At some point during the afternoon, though, the chanting stopped and the slow breathing control began. Even though things were intensifying, both Ben and I still thought that she would not be born very soon. Mentally I was preparing to be in that state for hours on end. Shortly thereafter they started backing off of the Pitocin. My contractions continued to build... I was doing it on my own! They had just removed me completely from the Pitocin when our midwife came in at 5pm. It was right then that it felt different - as scared as I was to take the next step in this painful journey, I had to be honest with her and tell her that I really felt like pushing. She checked me - I was at about 9.5 cm dilated and almost completely effaced - "Your cervix is like almost gone... go ahead and push!"
I checked the clock with each contraction. 20 minutes or so went by with me holding my knees back on my own. The baby was getting lower. My water still had not broken. They put up the squat bar on the bed... but I just used it to put my feet up. After pushing a couple times this way, they offered me a little twisted sheet to use as a "rope" to hold on to with my arms so that I could also "curl" my body upwards and really get to work. Once the rope was handed to me, things got real.
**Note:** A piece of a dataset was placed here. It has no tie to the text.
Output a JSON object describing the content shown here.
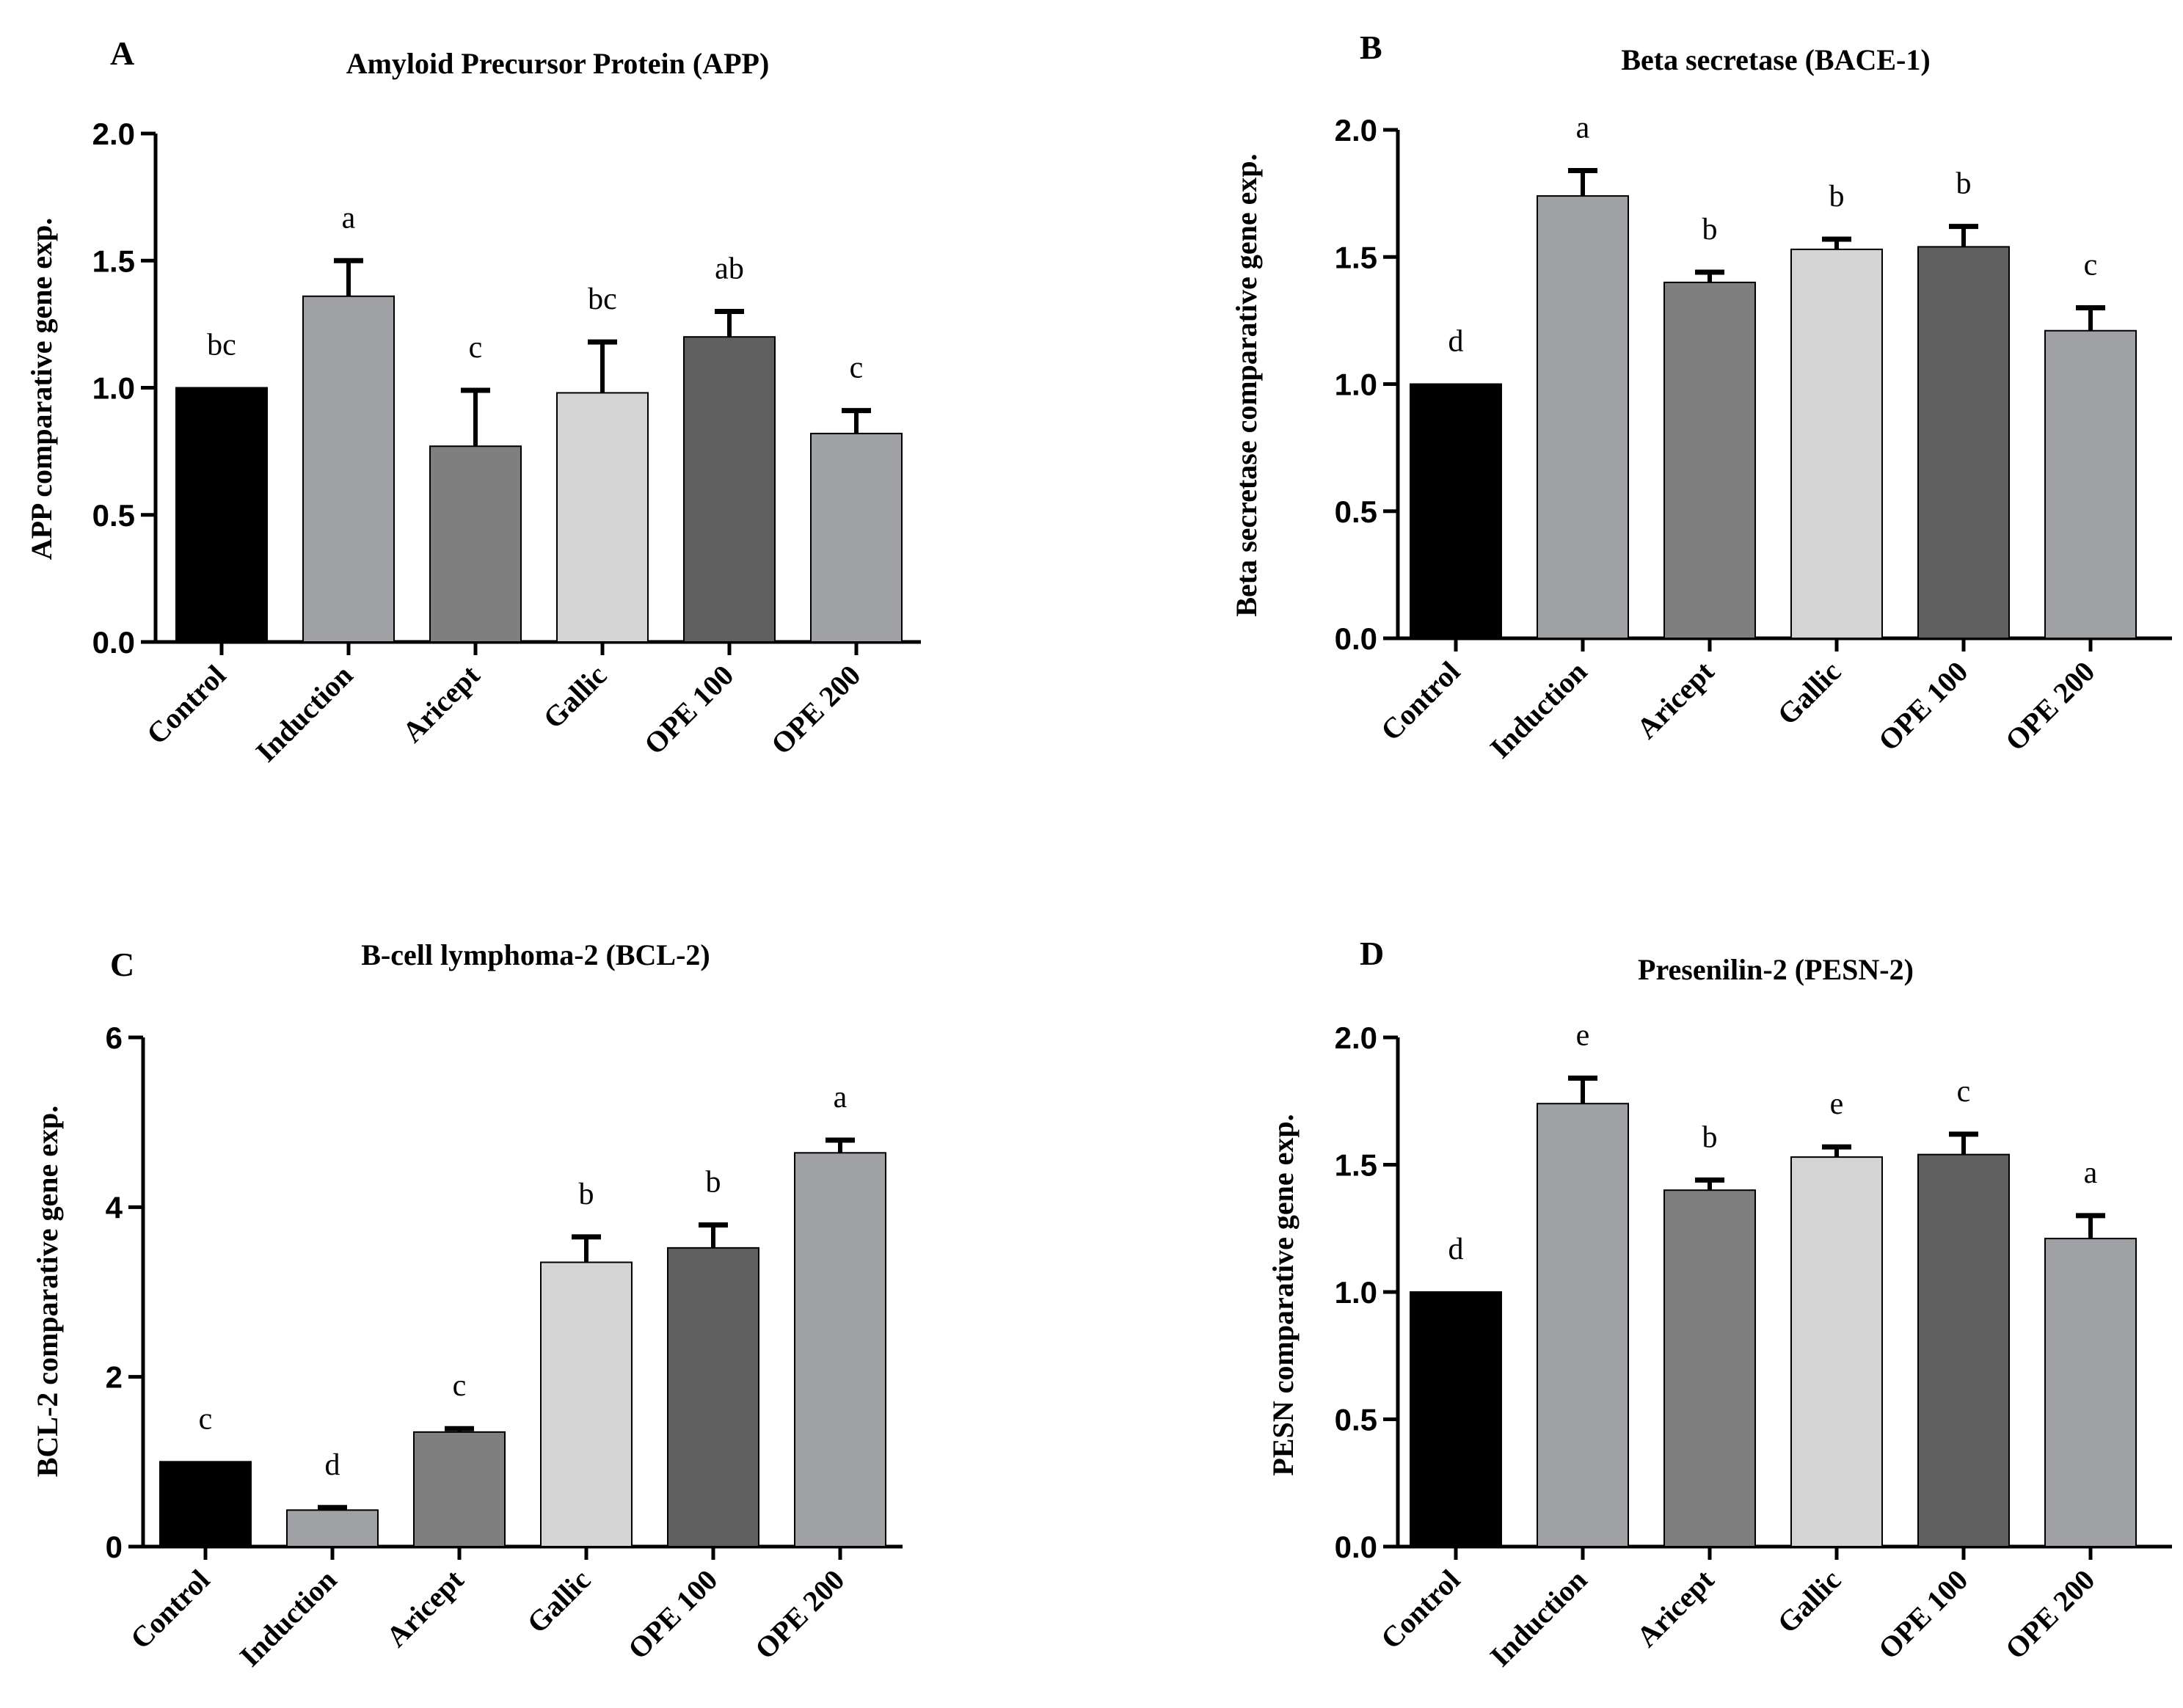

One or two pushes in using the rope and Ben said, "I can see her head... in the bag of waters. I see her hair swirling around!" "Really?!" I said. The midwife said, "Reach down and feel her." I reached down and felt what I can only describe as a bit of a water balloon, Hah! It was joyous. I burst into tears. "Oh my god I want to hold her!" I exclaimed.
I didn't know it then, but there were only 7 or 8 good pushes left. At one point, the midwife said, "She's almost here, she's right there." and I looked down at her between contractions. She was holding up a tissue to shield from my bag of waters. My waters still had not broken, but on the second-to-final push they did. When they did, the baby stayed put. Normally in birth the baby comes down and out a little when you push and then back in a little when you rest. But when the water burst, she stayed... she was crowning!
The crowning was a new level of pain. My midwife could see this and said the most profound thing I've ever heard, "This is your new normal. Just get used to this new normal and adjust to it. You can do this."
I let go of the rope as I couldn't take it anymore. I was beside myself with pain... but still somehow present in all of this. I let the sensations establish themselves for a few seconds. I felt the burning, I reached down to add some counter-pressure on my own during my final push. I knew this push would be the last - I just knew it.
Reaching deep inside, and forcing all my will-power over the edge of what I thought I could not handle (but did), I curled up, I curled inward, my mind went blank.
The next thing I remember is opening my eyes to the most beautiful sight any mother could ever see... her newly born baby laying on her stomach, looking right up at her, crying with opened eyes, reaching out to be held.
Many many many joyous exclamations, many many tears, many many declarations of disbelief for how easy and quickly this went. So much love.
It was 5:47pm. I had only pushed for about 45 minutes...only 15 minutes or so of which was really very intense. We had done it. Greta is here.